No meio do deserto, a lua
O que é particularmente singular e belo nos contos de Berlin é a lua no meio do deserto, em termos metafóricos, embora em Desgarrados apareça literalmente. Este conto é ambientado em uma espécie de colônia para dependentes químicos e alcoólatras. Um projeto piloto de reabilitação, ironicamente chamado de “La vida”, no meio do deserto, isolado, onde os internos, após receberem as doses matinais de metadona, realizam trabalhos compulsórios. O cenário é hostil, árido em todos os sentidos, os companheiros de reclusão da narradora são figuras tristes, desgarradas, como indica o título. E mesmo assim, em meio a tudo que há de inóspito, há a lua, e a capacidade da narradora de ver uma brecha na rudeza ao redor.

Mas aí, às vezes, só por um segundo, é como se você recebesse uma graça, a crença de que aquilo importa muito.

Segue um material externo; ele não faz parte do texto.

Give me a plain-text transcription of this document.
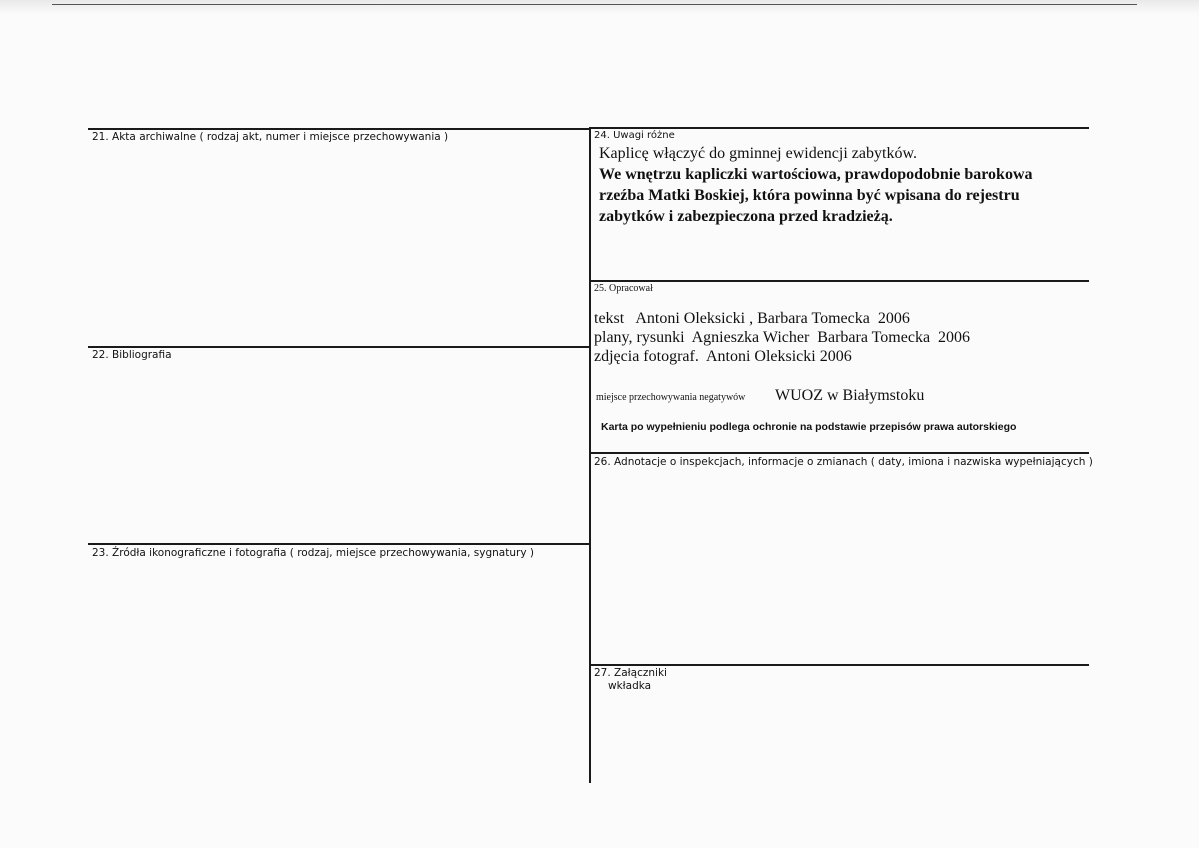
21. Akta archiwalne ( rodzaj akt, numer i miejsce przechowywania )
22. Bibliografia
23. Źródła ikonograficzne i fotografia ( rodzaj, miejsce przechowywania, sygnatury )
24. Uwagi różne
Kaplicę włączyć do gminnej ewidencji zabytków.
We wnętrzu kapliczki wartościowa, prawdopodobnie barokowa rzeźba Matki Boskiej, która powinna być wpisana do rejestru zabytków i zabezpieczona przed kradzieżą.
25. Opracował
tekst   Antoni Oleksicki , Barbara Tomecka  2006
plany, rysunki  Agnieszka Wicher  Barbara Tomecka  2006
zdjęcia fotograf.  Antoni Oleksicki 2006
miejsce przechowywania negatywów WUOZ w Białymstoku
Karta po wypełnieniu podlega ochronie na podstawie przepisów prawa autorskiego
26. Adnotacje o inspekcjach, informacje o zmianach ( daty, imiona i nazwiska wypełniających )
27. Załączniki
wkładka
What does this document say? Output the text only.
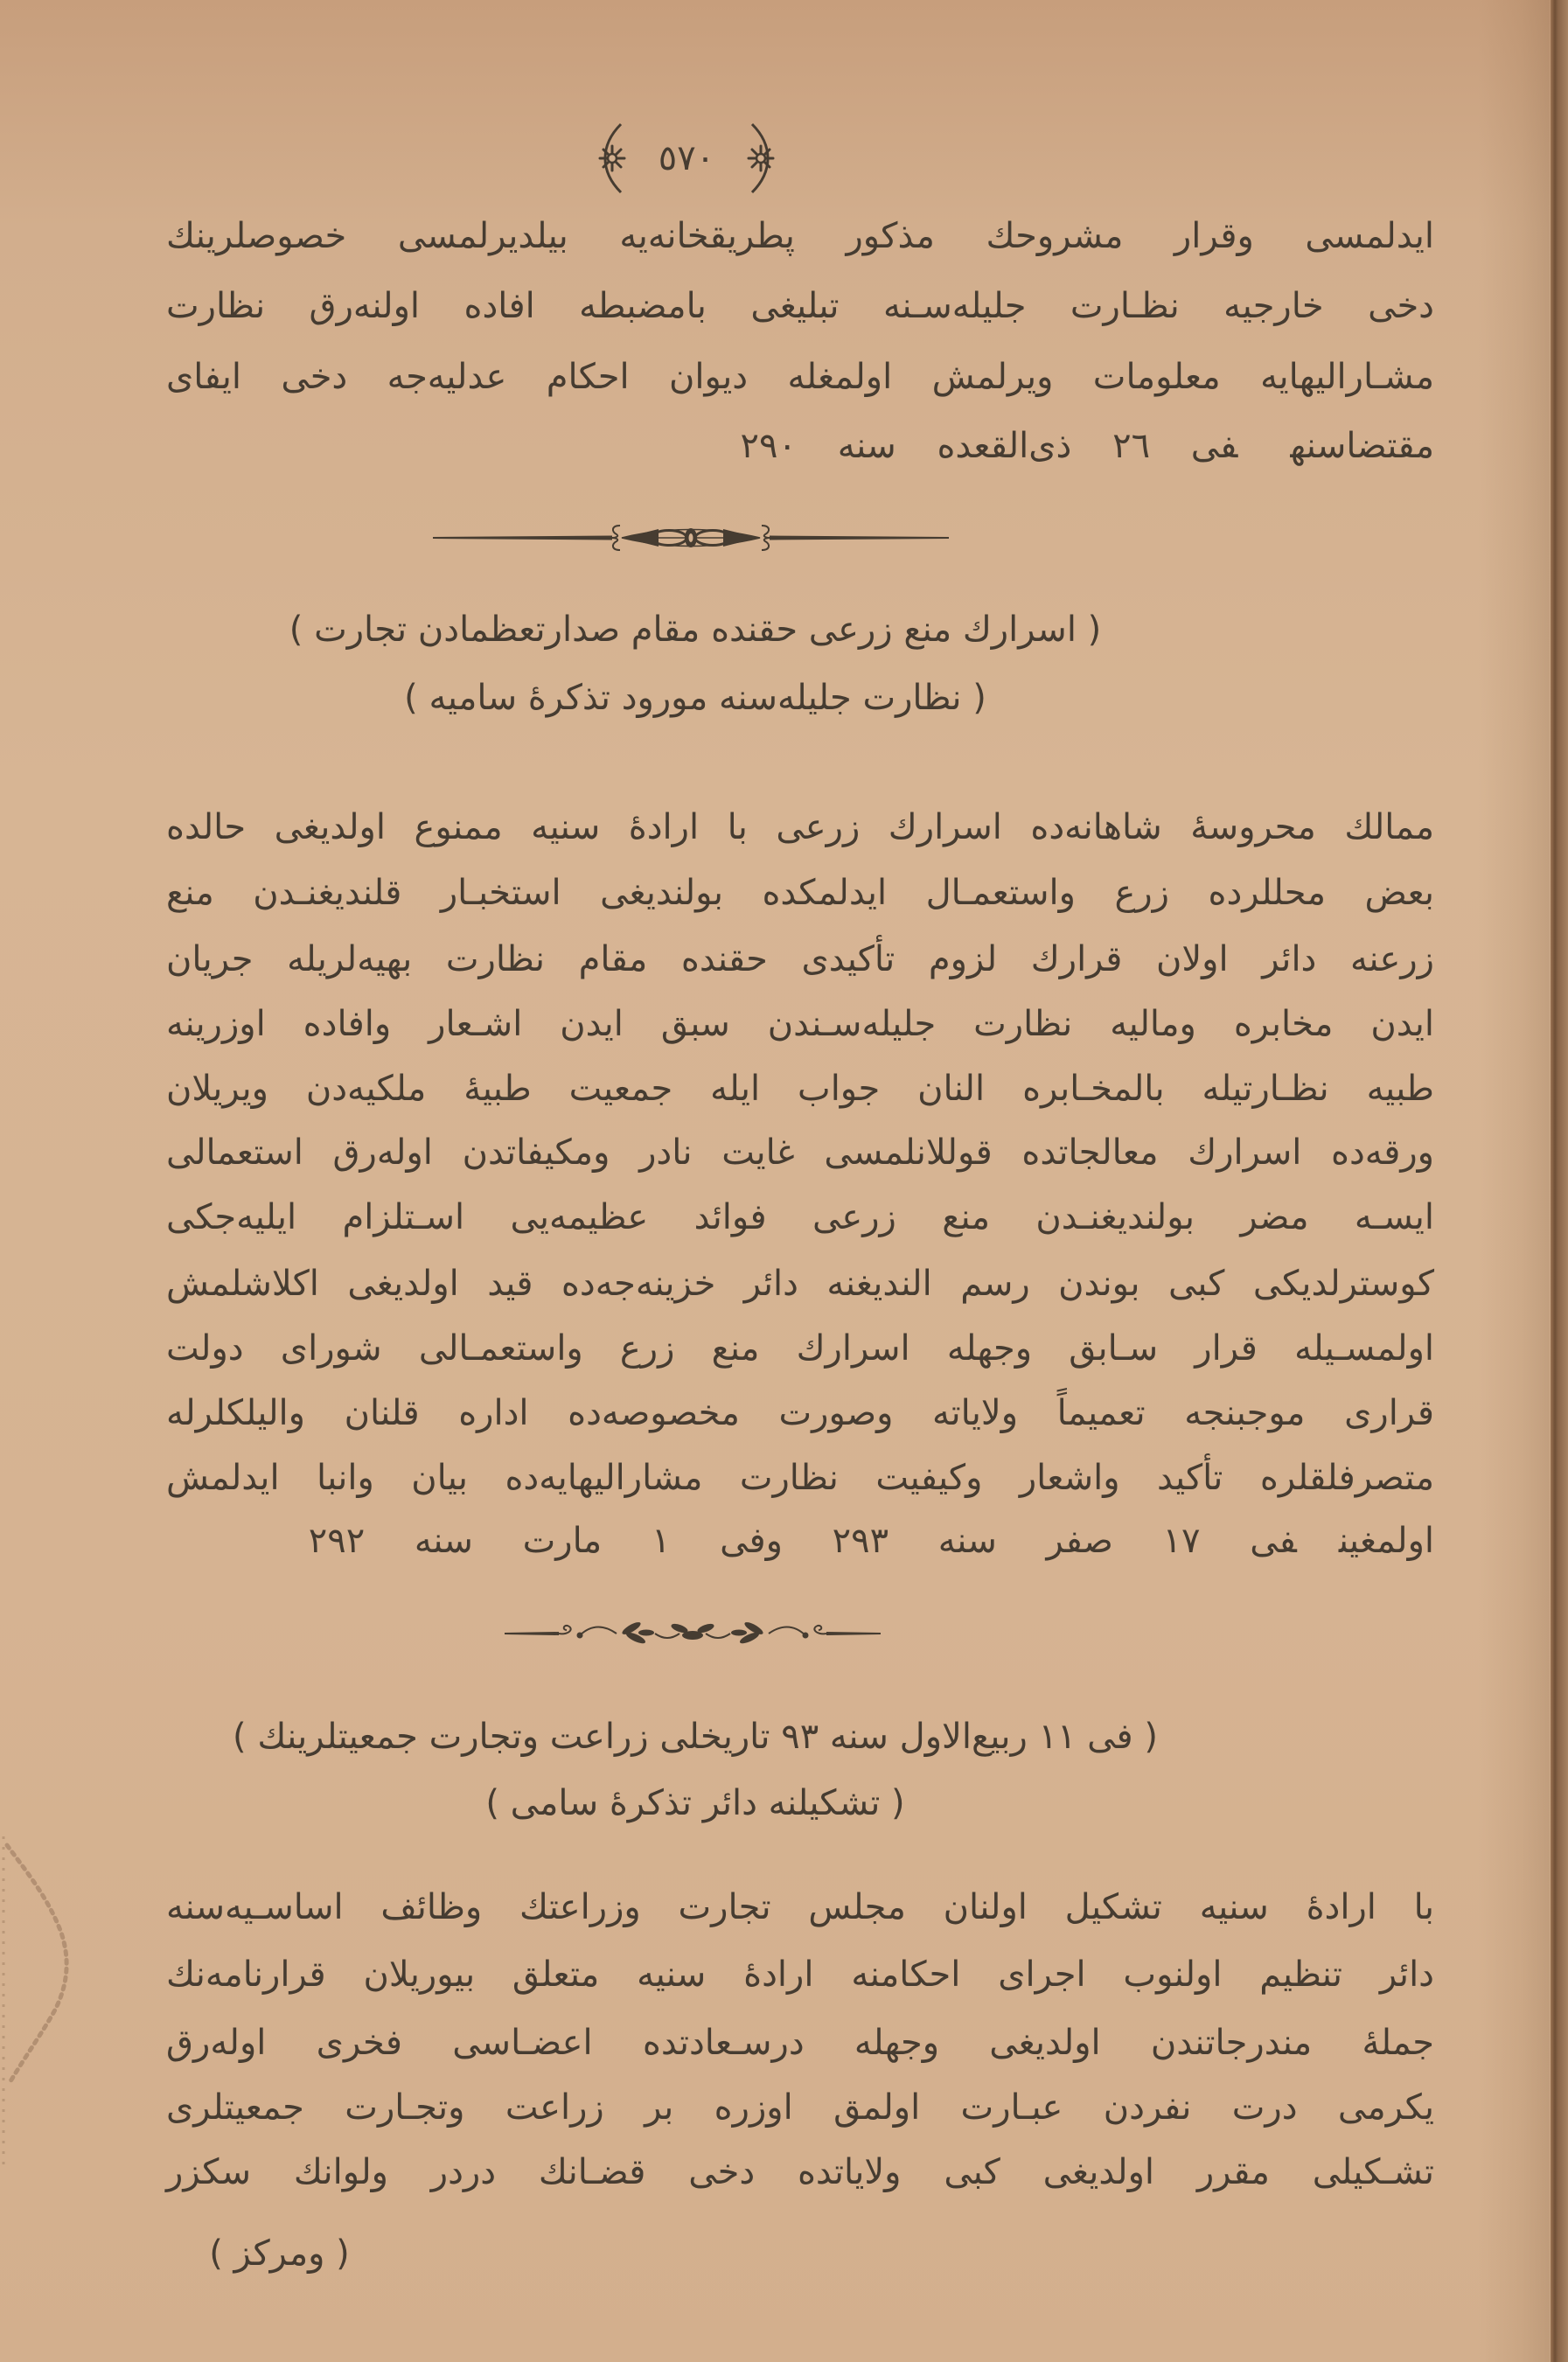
٥٧٠
ایدلمسی وقرار مشروحك مذكور پطریقخانه‌یه بیلدیرلمسی خصوصلرینك
دخی خارجیه نظـارت جلیله‌سـنه تبلیغی بامضبطه افاده اولنه‌رق نظارت
مشـارالیهایه معلومات ویرلمش اولمغله دیوان احکام عدلیه‌جه دخی ایفای
مقتضاسنهفی ٢٦ ذی‌القعده سنه ٢٩٠
( اسرارك منع زرعی حقنده مقام صدارتعظمادن تجارت )
( نظارت جلیله‌سنه مورود تذکرهٔ سامیه )
ممالك محروسهٔ شاهانه‌ده اسرارك زرعی با ارادهٔ سنیه ممنوع اولدیغی حالده
بعض محللرده زرع واستعمـال ایدلمکده بولندیغی استخبـار قلندیغنـدن منع
زرعنه دائر اولان قرارك لزوم تأکیدی حقنده مقام نظارت بهیه‌لریله جریان
ایدن مخابره ومالیه نظارت جلیله‌سـندن سبق ایدن اشـعار وافاده اوزرینه
طبیه نظـارتیله بالمخـابره النان جواب ایله جمعیت طبیهٔ ملکیه‌دن ویریلان
ورقه‌ده اسرارك معالجاتده قوللانلمسی غایت نادر ومکیفاتدن اوله‌رق استعمالی
ایسـه مضر بولندیغنـدن منع زرعی فوائد عظیمه‌یی اسـتلزام ایلیه‌جکی
کوسترلدیکی کبی بوندن رسم النديغنه دائر خزینه‌جه‌ده قید اولدیغی اکلاشلمش
اولمسـیله قرار سـابق وجهله اسرارك منع زرع واستعمـالی شورای دولت
قراری موجبنجه تعمیماً ولایاته وصورت مخصوصه‌ده اداره قلنان والیلکلرله
متصرفلقلره تأکید واشعار وکیفیت نظارت مشارالیهایه‌ده بیان وانبا ایدلمش
اولمغینفی ١٧ صفر سنه ٢٩٣ وفی ١ مارت سنه ٢٩٢
( فی ١١ ربیع‌الاول سنه ٩٣ تاریخلی زراعت وتجارت جمعیتلرینك )
( تشکیلنه دائر تذکرهٔ سامی )
با ارادهٔ سنیه تشکیل اولنان مجلس تجارت وزراعتك وظائف اساسـیه‌سنه
دائر تنظیم اولنوب اجرای احکامنه ارادهٔ سنیه متعلق بیوریلان قرارنامه‌نك
جملهٔ مندرجاتندن اولدیغی وجهله درسـعادتده اعضـاسی فخری اوله‌رق
یکرمی درت نفردن عبـارت اولمق اوزره بر زراعت وتجـارت جمعیتلری
تشـکیلی مقرر اولدیغی کبی ولایاتده دخی قضـانك دردر ولوانك سکزر
( ومرکز )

Outro trecho potente nesse sentido está em Mordidas de tigre. Quando uma jovem de dezenove anos, com um filho de um ano, grávida do segundo e abandonada pelo marido, se vê em uma clínica clandestina de aborto, rodeada por mulheres constrangidas e amedrontadas. Ela então percebe que não quer realizar o aborto, que por mais ingratas que as perspectivas sejam, ela, o filho e o bebê por vir podem ser uma família. Não é algum otimismo pueril, é o horror transformado, é a beleza possível da vida, que não exclui o trágico, se trata mais de uma tomada de posição subjetiva perante o adverso, a tristeza, a solidão.

Tomada de posição que também está presente na composição das frases curtas e pungentes de Berlin. Traço bastante marcante é a comparação, que faz coexistir o cômico e o horroroso, fusão que por vezes é desconcertante. A menina, que arranca um por um os dentes do avô bêbado, diz: “o som era como o de raízes de árvores sendo arrancadas do solo congelado no inverno”, a jovem que assiste o médico introduzir o mecanismo para realizar abortos descreve o procedimento: “empurrando lentamente o tubo lá para dentro, como quem recheia um peru” ou a idosa que observa um funcionário que mede o banheiro para trocar o ladrilho: “Aquela sua catinga era como uma madeleine para mim, trazendo de volta vovô e Tio John, para começar”. Comparar a madeleine de Proust com o odor de um homem velho e gordo demais para realizar o serviço pelo qual ela o contratou, e o poder desse cheiro de levar a narradora de volta à infância. É esse o tipo de transformação que está em questão na escrita de Berlin.

Em Ponto de vista, a narradora propõe imaginar o conto Angústia, de Tchekhov, contado em primeira pessoa. Ela supõe um leitor constrangido, desconfortável e até enfadado com a história do cocheiro. Em seguida, essa narradora fala do seu esforço em criar uma personagem que seja tão verossímil ao ponto de o leitor não ter como não se compadecer com ela. Não deixa de ser provocativo. O constrangimento potencial que as personagens de Berlin provocam vai mais na direção de uma humanidade completamente despudorada, como a de uma mãe que conta calmamente sobre como se embriaga após colocar os quatro filhos na cama. Longe de qualquer enfadamento, a narração em primeira pessoa também não passa por verossimilhança. Apesar das possíveis aproximações dos eventos dos contos com acontecimentos da vida da escritora, a narrativa parece ser mais um destino para a dor do que uma representação dela. O esforço e a coragem necessários para falar do que há de irremediável, sem que isso se torne uma sucessão de perdas. A alegria no meio do horror. Como o cocheiro de Tchekhov que, na ausência de um ouvinte, destina a angústia a sua égua, Berlin tem a escrita.

Manual da faxineira
Lucia Berlin
Trad.: Sonia Moreira
Companhia das Letras
532 págs.
Lucia Berlin
Nasceu no Alasca, em 1936, e morreu em Los Angeles, em 2004. Filha de um engenheiro do ramo da mineração, morou, ao longo da infância, em cidades mineradoras dos estados de Idaho, Montana e Washington, e em Santiago, no Chile. Também passou parte dos primeiros anos de vida em El Passo, cidade fronteiriça no Texas. Casou-se e divorciou-se três vezes. Trabalhou como faxineira, enfermeira, secretária e professora de escola secundária para sustentar os quatro filhos. Lutou por boa parte da vida contra o alcoolismo. Nos anos 90, passou a lecionar na Universidade do Colorado como escritora visitante. Publicou setenta e seis contos em vida, os primeiros no periódico The Noble Savage, de Saul Bellow.
Iara Machado Pinheiro

É jornalista e mestre em teoria literária.